The World Bank says Nigeria’s economy is on track to grow by 3.6 percent in 2025, showing resilience even as global economic prospects weaken due to trade tensions and uncertainty.
In its latest Global Economic Prospects report released Tuesday, the Bank downgraded growth projections for nearly 70 percent of the world’s economies—including heavyweights like the US, China, and Europe. Global growth is now forecast at 2.3 percent in 2025, down 0.4 percentage points.
But for Nigeria, the outlook remains positive. The World Bank attributes this to macroeconomic reforms improving the business climate and encouraging investment. The services sector, especially financial services and ICT, is expected to drive growth, though crude oil output remains a drag on the industrial sector.
Crucially for Sub-Saharan Africa—including the oil-rich Niger Delta—the report notes that the direct impact of global trade wars may be limited, given the region’s low trade exposure to major economies.
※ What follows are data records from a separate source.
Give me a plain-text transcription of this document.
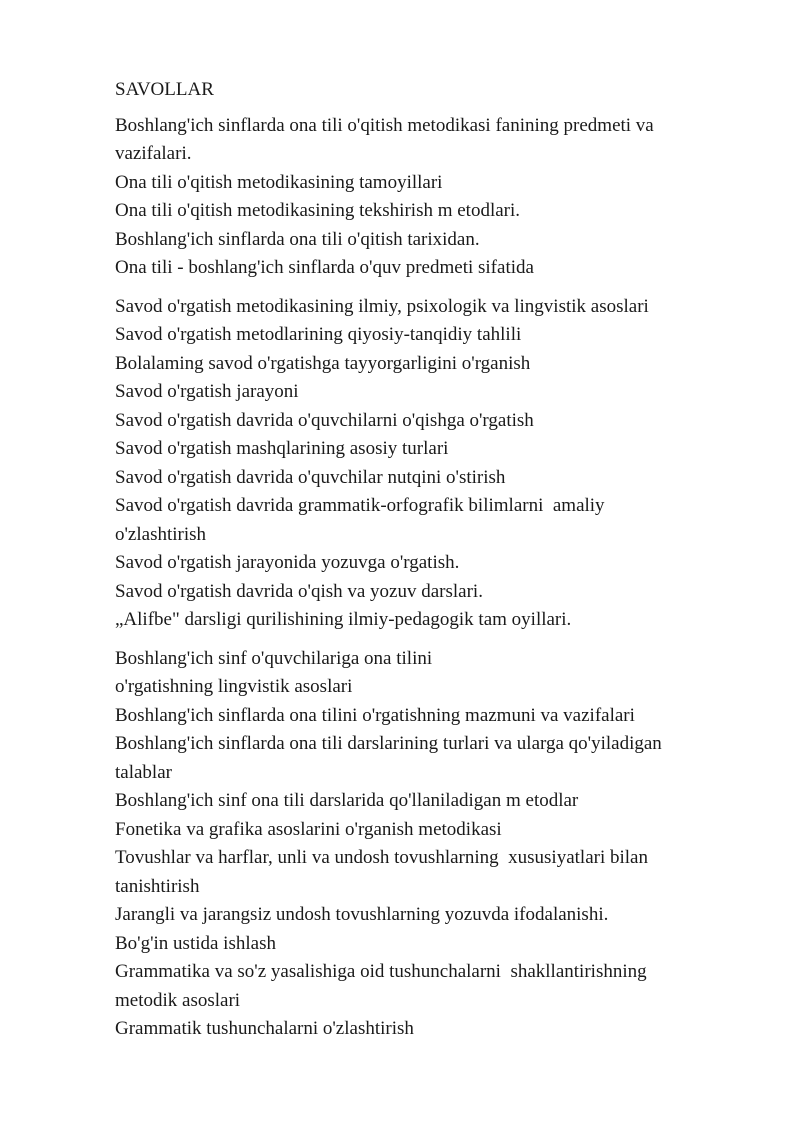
SAVOLLAR
Boshlang'ich sinflarda ona tili o'qitish metodikasi fanining predmeti va
vazifalari.
Ona tili o'qitish metodikasining tamoyillari
Ona tili o'qitish metodikasining tekshirish m etodlari.
Boshlang'ich sinflarda ona tili o'qitish tarixidan.
Ona tili - boshlang'ich sinflarda o'quv predmeti sifatida
Savod o'rgatish metodikasining ilmiy, psixologik va lingvistik asoslari
Savod o'rgatish metodlarining qiyosiy-tanqidiy tahlili
Bolalaming savod o'rgatishga tayyorgarligini o'rganish
Savod o'rgatish jarayoni
Savod o'rgatish davrida o'quvchilarni o'qishga o'rgatish
Savod o'rgatish mashqlarining asosiy turlari
Savod o'rgatish davrida o'quvchilar nutqini o'stirish
Savod o'rgatish davrida grammatik-orfografik bilimlarni  amaliy
o'zlashtirish
Savod o'rgatish jarayonida yozuvga o'rgatish.
Savod o'rgatish davrida o'qish va yozuv darslari.
„Alifbe" darsligi qurilishining ilmiy-pedagogik tam oyillari.
Boshlang'ich sinf o'quvchilariga ona tilini
o'rgatishning lingvistik asoslari
Boshlang'ich sinflarda ona tilini o'rgatishning mazmuni va vazifalari
Boshlang'ich sinflarda ona tili darslarining turlari va ularga qo'yiladigan
talablar
Boshlang'ich sinf ona tili darslarida qo'llaniladigan m etodlar
Fonetika va grafika asoslarini o'rganish metodikasi
Tovushlar va harflar, unli va undosh tovushlarning  xususiyatlari bilan
tanishtirish
Jarangli va jarangsiz undosh tovushlarning yozuvda ifodalanishi.
Bo'g'in ustida ishlash
Grammatika va so'z yasalishiga oid tushunchalarni  shakllantirishning
metodik asoslari
Grammatik tushunchalarni o'zlashtirish
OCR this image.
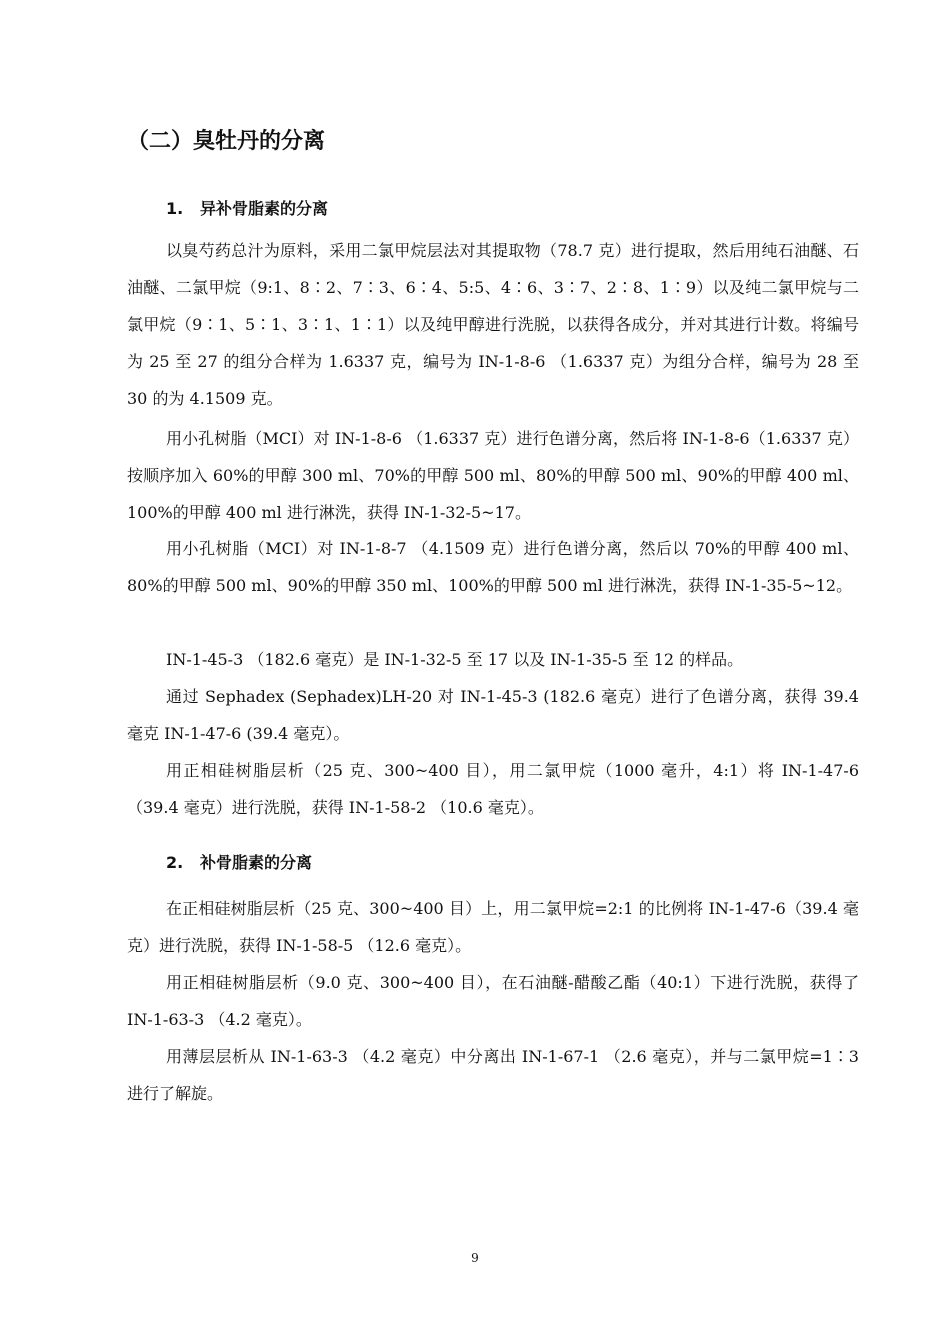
（二）臭牡丹的分离
1. 异补骨脂素的分离

以臭芍药总汁为原料，采用二氯甲烷层法对其提取物（78.7 克）进行提取，然后用纯石油醚、石油醚、二氯甲烷（9:1、8∶2、7∶3、6∶4、5:5、4∶6、3∶7、2∶8、1∶9）以及纯二氯甲烷与二氯甲烷（9∶1、5∶1、3∶1、1∶1）以及纯甲醇进行洗脱，以获得各成分，并对其进行计数。将编号为 25 至 27 的组分合样为 1.6337 克，编号为 IN-1-8-6 （1.6337 克）为组分合样，编号为 28 至 30 的为 4.1509 克。

用小孔树脂（MCI）对 IN-1-8-6 （1.6337 克）进行色谱分离，然后将 IN-1-8-6（1.6337 克）按顺序加入 60%的甲醇 300 ml、70%的甲醇 500 ml、80%的甲醇 500 ml、90%的甲醇 400 ml、100%的甲醇 400 ml 进行淋洗，获得 IN-1-32-5~17。

用小孔树脂（MCI）对 IN-1-8-7 （4.1509 克）进行色谱分离，然后以 70%的甲醇 400 ml、80%的甲醇 500 ml、90%的甲醇 350 ml、100%的甲醇 500 ml 进行淋洗，获得 IN-1-35-5~12。

IN-1-45-3 （182.6 毫克）是 IN-1-32-5 至 17 以及 IN-1-35-5 至 12 的样品。

通过 Sephadex (Sephadex)LH-20 对 IN-1-45-3 (182.6 毫克）进行了色谱分离，获得 39.4 毫克 IN-1-47-6 (39.4 毫克）。

用正相硅树脂层析（25 克、300~400 目），用二氯甲烷（1000 毫升，4:1）将 IN-1-47-6 （39.4 毫克）进行洗脱，获得 IN-1-58-2 （10.6 毫克）。

2. 补骨脂素的分离

在正相硅树脂层析（25 克、300~400 目）上，用二氯甲烷=2:1 的比例将 IN-1-47-6（39.4 毫克）进行洗脱，获得 IN-1-58-5 （12.6 毫克）。

用正相硅树脂层析（9.0 克、300~400 目），在石油醚-醋酸乙酯（40:1）下进行洗脱，获得了 IN-1-63-3 （4.2 毫克）。

用薄层层析从 IN-1-63-3 （4.2 毫克）中分离出 IN-1-67-1 （2.6 毫克），并与二氯甲烷=1∶3 进行了解旋。

9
However, a global downturn could still hurt demand for commodities like crude oil and minerals, a key concern for states like Rivers and Bayelsa.
Despite the hopeful projections, the Bank warns that economic growth per person remains too slow to make a real dent in poverty. With per capita income rising just 1.6 percent annually through 2027, and a fast-growing youth population, more must be done to create jobs and tackle insecurity.
The World Bank urges African policymakers to push ahead with reforms, address bottlenecks, and ensure that economic gains translate into better living standards for citizens.